A espessura da crosta terrestre na área nordestina, que abrange estados como Ceará, Rio Grande do Norte, Paraíba, Pernambuco e Alagoas, varia entre 30 e 35 quilômetros em alguns pontos. Esse valor é inferior à média global, que ultrapassa os 40 quilômetros. Especialistas atribuem esse adelgaçamento ao processo de estiramento ocorrido durante o período Cretáceo, há cerca de 136 a 65 milhões de anos, quando os continentes se separaram.

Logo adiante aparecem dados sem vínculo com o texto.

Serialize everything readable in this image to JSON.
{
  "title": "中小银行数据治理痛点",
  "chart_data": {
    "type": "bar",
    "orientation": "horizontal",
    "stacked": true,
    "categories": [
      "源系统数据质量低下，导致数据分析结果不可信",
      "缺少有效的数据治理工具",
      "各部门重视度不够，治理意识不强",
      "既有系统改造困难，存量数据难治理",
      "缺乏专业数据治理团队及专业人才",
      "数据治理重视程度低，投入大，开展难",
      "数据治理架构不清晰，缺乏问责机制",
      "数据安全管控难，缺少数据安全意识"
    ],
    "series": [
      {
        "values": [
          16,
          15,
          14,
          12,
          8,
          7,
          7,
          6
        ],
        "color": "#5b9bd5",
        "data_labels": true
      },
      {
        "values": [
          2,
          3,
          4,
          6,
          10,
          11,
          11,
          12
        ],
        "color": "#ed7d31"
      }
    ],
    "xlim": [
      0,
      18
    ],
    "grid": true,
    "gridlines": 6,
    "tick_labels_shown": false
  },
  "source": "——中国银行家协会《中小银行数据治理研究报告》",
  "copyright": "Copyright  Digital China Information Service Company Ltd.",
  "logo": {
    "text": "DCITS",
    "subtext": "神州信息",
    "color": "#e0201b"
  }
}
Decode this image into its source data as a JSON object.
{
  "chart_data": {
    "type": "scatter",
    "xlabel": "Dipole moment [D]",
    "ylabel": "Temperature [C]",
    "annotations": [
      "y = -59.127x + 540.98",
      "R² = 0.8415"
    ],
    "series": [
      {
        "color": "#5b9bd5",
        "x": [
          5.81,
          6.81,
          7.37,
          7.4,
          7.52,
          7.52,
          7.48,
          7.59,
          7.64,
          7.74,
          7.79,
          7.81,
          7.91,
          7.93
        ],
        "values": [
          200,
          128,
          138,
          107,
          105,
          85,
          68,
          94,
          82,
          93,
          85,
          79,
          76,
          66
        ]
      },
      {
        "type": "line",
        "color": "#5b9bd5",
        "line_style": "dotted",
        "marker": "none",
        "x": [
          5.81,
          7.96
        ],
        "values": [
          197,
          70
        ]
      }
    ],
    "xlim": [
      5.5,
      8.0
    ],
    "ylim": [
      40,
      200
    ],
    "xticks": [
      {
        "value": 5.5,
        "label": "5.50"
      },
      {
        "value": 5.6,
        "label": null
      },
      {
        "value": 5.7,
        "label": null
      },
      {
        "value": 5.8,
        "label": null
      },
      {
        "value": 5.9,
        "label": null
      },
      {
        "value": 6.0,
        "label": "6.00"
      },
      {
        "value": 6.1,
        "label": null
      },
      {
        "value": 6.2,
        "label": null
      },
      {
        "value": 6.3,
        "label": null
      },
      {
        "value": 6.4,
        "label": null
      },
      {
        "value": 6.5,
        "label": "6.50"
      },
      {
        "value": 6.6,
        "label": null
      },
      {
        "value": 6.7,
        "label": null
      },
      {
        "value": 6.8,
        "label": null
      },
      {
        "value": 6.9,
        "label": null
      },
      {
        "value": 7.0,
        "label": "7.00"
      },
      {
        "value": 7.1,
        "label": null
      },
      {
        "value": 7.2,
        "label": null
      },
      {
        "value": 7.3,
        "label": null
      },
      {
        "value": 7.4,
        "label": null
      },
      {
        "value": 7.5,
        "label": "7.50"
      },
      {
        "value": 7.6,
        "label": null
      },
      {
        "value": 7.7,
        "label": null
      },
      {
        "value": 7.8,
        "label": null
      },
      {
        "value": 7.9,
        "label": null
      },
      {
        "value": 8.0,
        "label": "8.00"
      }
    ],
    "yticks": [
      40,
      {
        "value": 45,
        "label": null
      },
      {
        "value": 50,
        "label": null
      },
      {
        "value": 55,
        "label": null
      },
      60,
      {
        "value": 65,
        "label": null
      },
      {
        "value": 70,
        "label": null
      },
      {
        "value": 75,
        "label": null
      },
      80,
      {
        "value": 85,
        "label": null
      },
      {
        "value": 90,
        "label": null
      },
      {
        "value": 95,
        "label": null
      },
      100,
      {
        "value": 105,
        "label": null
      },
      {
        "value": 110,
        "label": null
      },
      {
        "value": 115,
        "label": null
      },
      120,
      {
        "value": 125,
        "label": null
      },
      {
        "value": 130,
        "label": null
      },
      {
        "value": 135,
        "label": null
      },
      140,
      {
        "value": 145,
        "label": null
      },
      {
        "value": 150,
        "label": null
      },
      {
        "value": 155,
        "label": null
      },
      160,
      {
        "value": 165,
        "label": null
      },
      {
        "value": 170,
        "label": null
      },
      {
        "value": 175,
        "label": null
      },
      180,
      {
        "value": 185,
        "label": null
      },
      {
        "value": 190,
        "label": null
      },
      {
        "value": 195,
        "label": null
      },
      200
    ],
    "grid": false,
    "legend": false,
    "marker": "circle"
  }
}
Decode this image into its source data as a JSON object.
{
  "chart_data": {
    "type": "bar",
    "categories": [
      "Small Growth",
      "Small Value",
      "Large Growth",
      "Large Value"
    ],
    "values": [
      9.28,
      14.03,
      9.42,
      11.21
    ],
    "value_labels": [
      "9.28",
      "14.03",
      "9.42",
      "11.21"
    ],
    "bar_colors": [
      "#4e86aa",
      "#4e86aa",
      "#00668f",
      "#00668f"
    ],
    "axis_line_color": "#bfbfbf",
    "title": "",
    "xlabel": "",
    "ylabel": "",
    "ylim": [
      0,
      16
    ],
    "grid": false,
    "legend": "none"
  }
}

O engenheiro de estruturas Marcelo Bianco, professor da Universidade de São Paulo, explicou que a região sofreu um processo de estiramento ligado à abertura do Atlântico. O geofísico Aderson Farias do Nascimento, da Universidade Federal do Rio Grande do Norte, comentou que, em áreas assim, há facilidade de acúmulo de forças que podem desencadear tremores.
O geólogo Marco Moraes detalhou que as tensões na placa Sul-Americana provêm de múltiplas direções. A leste, há uma força de compressão gerada pela dorsal meso-oceânica no Atlântico. Já a oeste, a placa é empurrada pela placa de Nazca, gerando tensões que se dispersam, mas que causam acomodações em falhas.